Iced Out by C. K. Smouha and illustrated by Isabella Bunnell is the sort of children’s book whose message I fully support, though I find the overall execution of it somewhat lacking. A story about being yourself and accepting others for who they are rather than judging them for their looks or things out of their control, Iced Out seeks to promote acceptance. Unfortunately, it does more to suggest that becoming friends with someone popular will make others accept you than anything else.
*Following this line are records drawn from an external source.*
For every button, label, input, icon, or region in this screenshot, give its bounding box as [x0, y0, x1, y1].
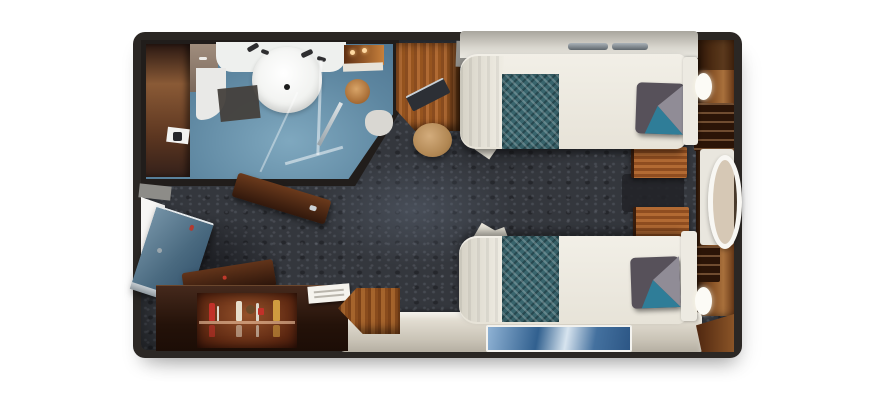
headboard [683, 57, 698, 145]
seascape-artwork [486, 325, 632, 352]
wall-dresser [694, 103, 734, 151]
toilet [365, 110, 393, 136]
wardrobe-knob [309, 205, 317, 212]
headboard [681, 231, 697, 321]
nightstand [631, 147, 687, 178]
duvet-fold [460, 56, 504, 147]
wall-dresser [694, 246, 720, 282]
minibar-glass-shelf [199, 321, 295, 324]
duvet-fold [459, 238, 504, 322]
red-bottle [258, 308, 264, 315]
glass-stem [217, 306, 219, 321]
notepad-line [314, 294, 344, 299]
amber-bottle [273, 300, 280, 321]
teal-bed-runner [502, 236, 559, 322]
bottle-reflection [273, 325, 280, 337]
shelf-light-icon [362, 48, 367, 53]
shelf-rail [612, 43, 648, 50]
shower-stool [345, 79, 370, 104]
shelf-rail [568, 43, 608, 50]
porthole-ring [708, 155, 742, 249]
cream-bottle [236, 301, 242, 321]
red-bottle [209, 303, 215, 321]
washbasin [252, 47, 322, 113]
sink-drain [284, 84, 290, 90]
glass-shelf [343, 62, 383, 71]
notepad [307, 283, 350, 304]
wardrobe-detail [222, 275, 227, 280]
shelf-light-icon [350, 50, 355, 55]
bottle-reflection [209, 325, 215, 337]
snack-jar [246, 305, 255, 314]
teal-bed-runner [502, 74, 559, 149]
door-sign [189, 224, 195, 231]
accent-pillow [635, 82, 685, 135]
oval-wall-lamp [695, 73, 712, 100]
bottle-reflection [256, 325, 259, 337]
window-wall-cabinet [696, 40, 734, 70]
toilet-paper-holder [173, 132, 182, 141]
stateroom-floorplan [0, 0, 881, 400]
bottle-reflection [236, 325, 242, 337]
vanity-seat [217, 85, 260, 122]
oval-wall-lamp [695, 287, 712, 315]
door-handle [199, 57, 207, 60]
accent-pillow [630, 256, 681, 309]
bathroom-door-panel [146, 44, 190, 177]
notepad-line [314, 289, 344, 294]
round-stool [413, 123, 452, 157]
door-peephole-icon [156, 247, 162, 253]
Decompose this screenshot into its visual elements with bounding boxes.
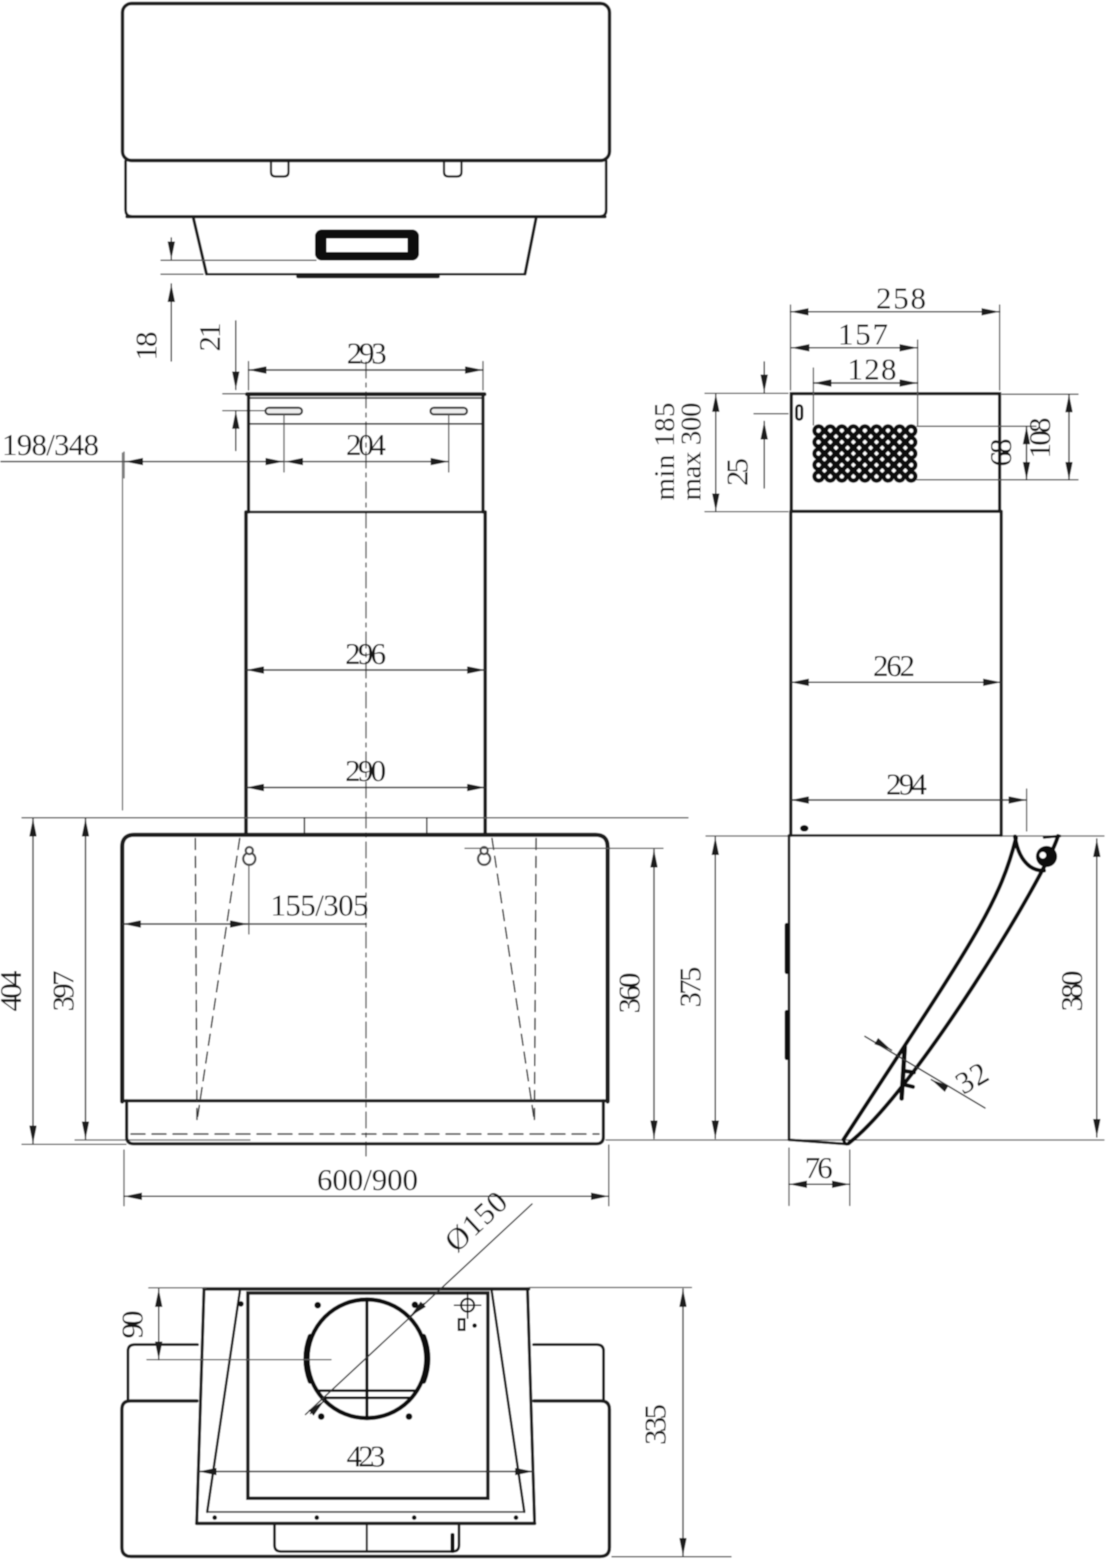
svg-text:293: 293 [347,336,387,371]
svg-text:18: 18 [129,332,164,361]
svg-text:296: 296 [345,636,386,671]
svg-text:375: 375 [673,967,708,1008]
svg-text:397: 397 [46,971,81,1012]
svg-text:68: 68 [983,439,1018,467]
svg-text:600/900: 600/900 [317,1162,418,1197]
svg-text:404: 404 [0,970,28,1012]
svg-text:76: 76 [805,1150,833,1185]
svg-text:108: 108 [1022,418,1057,459]
svg-text:204: 204 [346,427,387,462]
svg-text:294: 294 [886,767,928,802]
svg-text:25: 25 [720,458,755,486]
svg-text:21: 21 [192,323,227,352]
svg-text:423: 423 [347,1438,386,1473]
svg-text:262: 262 [873,648,915,683]
svg-text:335: 335 [638,1404,673,1445]
svg-text:360: 360 [612,973,647,1014]
svg-text:380: 380 [1054,971,1089,1012]
svg-text:128: 128 [848,352,897,387]
svg-text:290: 290 [345,753,386,788]
svg-text:258: 258 [876,281,926,316]
svg-text:155/305: 155/305 [271,888,369,923]
svg-text:90: 90 [115,1311,150,1339]
svg-text:198/348: 198/348 [2,427,99,462]
svg-text:157: 157 [838,316,888,351]
svg-text:max 300: max 300 [675,403,707,501]
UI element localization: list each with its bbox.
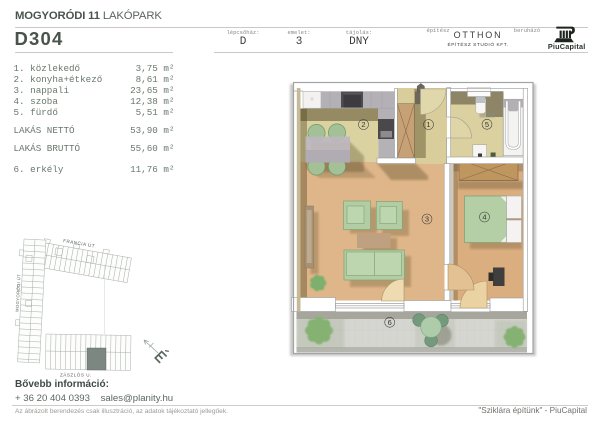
svg-text:ZÁSZLÓS U.: ZÁSZLÓS U.	[60, 372, 92, 378]
svg-text:3: 3	[425, 215, 429, 224]
svg-text:2: 2	[361, 120, 365, 129]
svg-text:1: 1	[426, 120, 430, 129]
svg-text:4: 4	[482, 213, 486, 222]
svg-text:5: 5	[485, 120, 489, 129]
svg-text:6: 6	[388, 318, 392, 327]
In general, the story was okay. It wasn’t too clever or anything, but it had a clear goal that wasn’t terrible. Still, I found a number of things odd and problematic. The story follows Wilfred and Neville, a walrus and a narwhal who are forced together by the mere circumstance of being disliked by the rest of their classmates. To make matters worse, the two actually don’t even like each other. And resultingly, they’re pretty miserable. But that all changes when Betty the beluga whale joins their class and the two of them quickly become quite obsessed, or smitten as the book says, with her.
Thus the two begin doing whatever they can to impress her. Neville even practices a soccer move to get her to like him. Ironically, he was cited as being disliked because he was bad at soccer and his “tooth” would often pop all the balls. And then for some reason, they both want Betty to choose between them and pick one to be her boyfriend. So. instead of working to improve skills for himself, he’s merely trying to impress someone who isn’t going to be impressed.
The resolution of the issues, moving into the acceptance of everyone, comes too quickly and too unrealistically. Thus, the achievements Wilfred and Neville find themselves getting as they begin to join their classmates in various activities feels rather contrived in the end. I felt odd about a lot of the things that happened and none of it ever really did a decent job of supporting the message that the book was clearly trying to send.
While the artwork was cute, overall I couldn’t really bring myself to be all that impressed with this book overall. It just didn’t work the way it seemed it was meant to.
I was provided a free copy of this book via NetGalley in exchange for an honest review.